I'm working with a time series database that has no NA, what I mean by that is that after a row that should have missing data or an NA the column that tracks times jumps to the next value without recording the time stamp of the NA. for example:
time - value
1 - 50kg
2 - 60kg
4- 45kg
there is no recording of the NA, but it is implicit or perhaps a pattern that there's missing data, is ther a good package to handle this kind of missing data?I've tried using 'naniar', but it doesn't work if I don't have NAs
I'm looking for a package that identifies this and imputes the missing data
Thank you!
CodePudding user response:
One way to deal with this is to create a frame of "all times" (even the missing ones) and then merge it back in.
dat <- data.frame(time = c(1L, 2L, 4L), value = c(50, 60, 45))
dat
# time value
# 1 1 50
# 2 2 60
# 3 4 45
times <- data.frame(time = seq(min(dat$time), max(dat$time), by = 1))
times
# time
# 1 1
# 2 2
# 3 3
# 4 4
merge(dat, times, by = "time", all = TRUE)
# time value
# 1 1 50
# 2 2 60
# 3 3 NA
# 4 4 45
I included a more-verbose call to seq with by= in case your real data has a slightly-different structure. For instance, if those are POSIXt, then you may want to change that to be by="1 day" or by="1 hour". Either way, you control the gaps there.
For more information about merges, see How to join (merge) data frames (inner, outer, left, right) and What's the difference between INNER JOIN, LEFT JOIN, RIGHT JOIN and FULL JOIN?.

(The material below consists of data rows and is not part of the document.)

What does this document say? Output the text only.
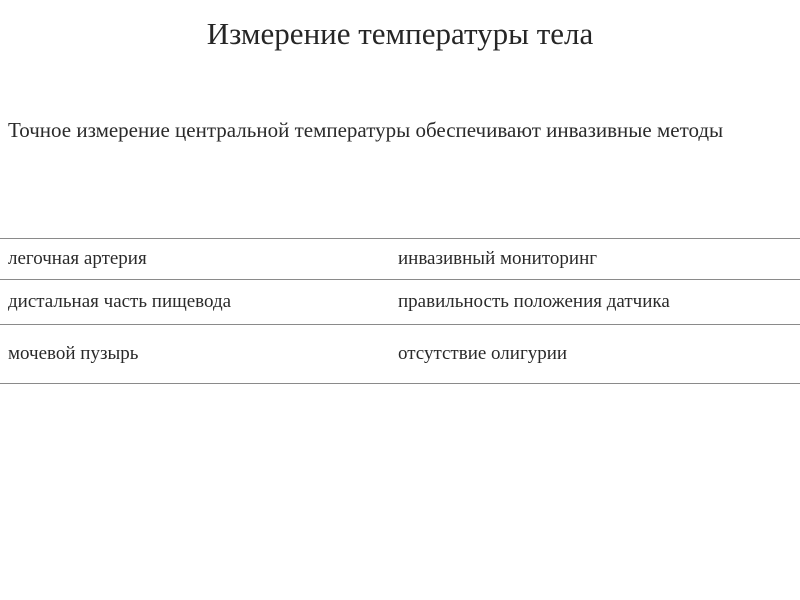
Измерение температуры тела
Точное измерение центральной температуры обеспечивают инвазивные методы
легочная артерия	инвазивный мониторинг
дистальная часть пищевода	правильность положения датчика
мочевой пузырь	отсутствие олигурии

(This gets a little more complicated if the interval between rows is inconsistent, or if the real time variables are not aligned perfectly on an integer-like component.)
CodePudding user response:
It isn't clear what you have -- a text file with literally the text shown? a data frame? other? so we will assume that we have Lines copied verbatim from the question in the Note at the end except we added one more row.
Read it into a zoo series using read.zoo as such objects can represent irregularly spaced series. (read.zoo can also read files and data frames.) Next, convert that to a ts series which can only represent regularly spaced series and so the conversion causes the empty spots to be filled with NA's. Then use na.locf (last occurrence carried forward), na.approx (linear interpolation) or na.spline (spline interpolation) to fill in the NA's. Leave it as a ts series or convert it back to a zoo series using as.zoo or to a data frame using fortify.zoo.
library(zoo)
z <- read.zoo(text = Lines, header = TRUE, sep = "-", strip.white = TRUE,
comment.char = "k")
tt <- as.ts(z)
na.approx(tt)
## Time Series:
## Start = 1
## End = 5
## Frequency = 1
## [1] 50.0 60.0 52.5 45.0 46.0
Note
Lines <- "time - value
1 - 50kg
2 - 60kg
4- 45kg
5 - 46kg"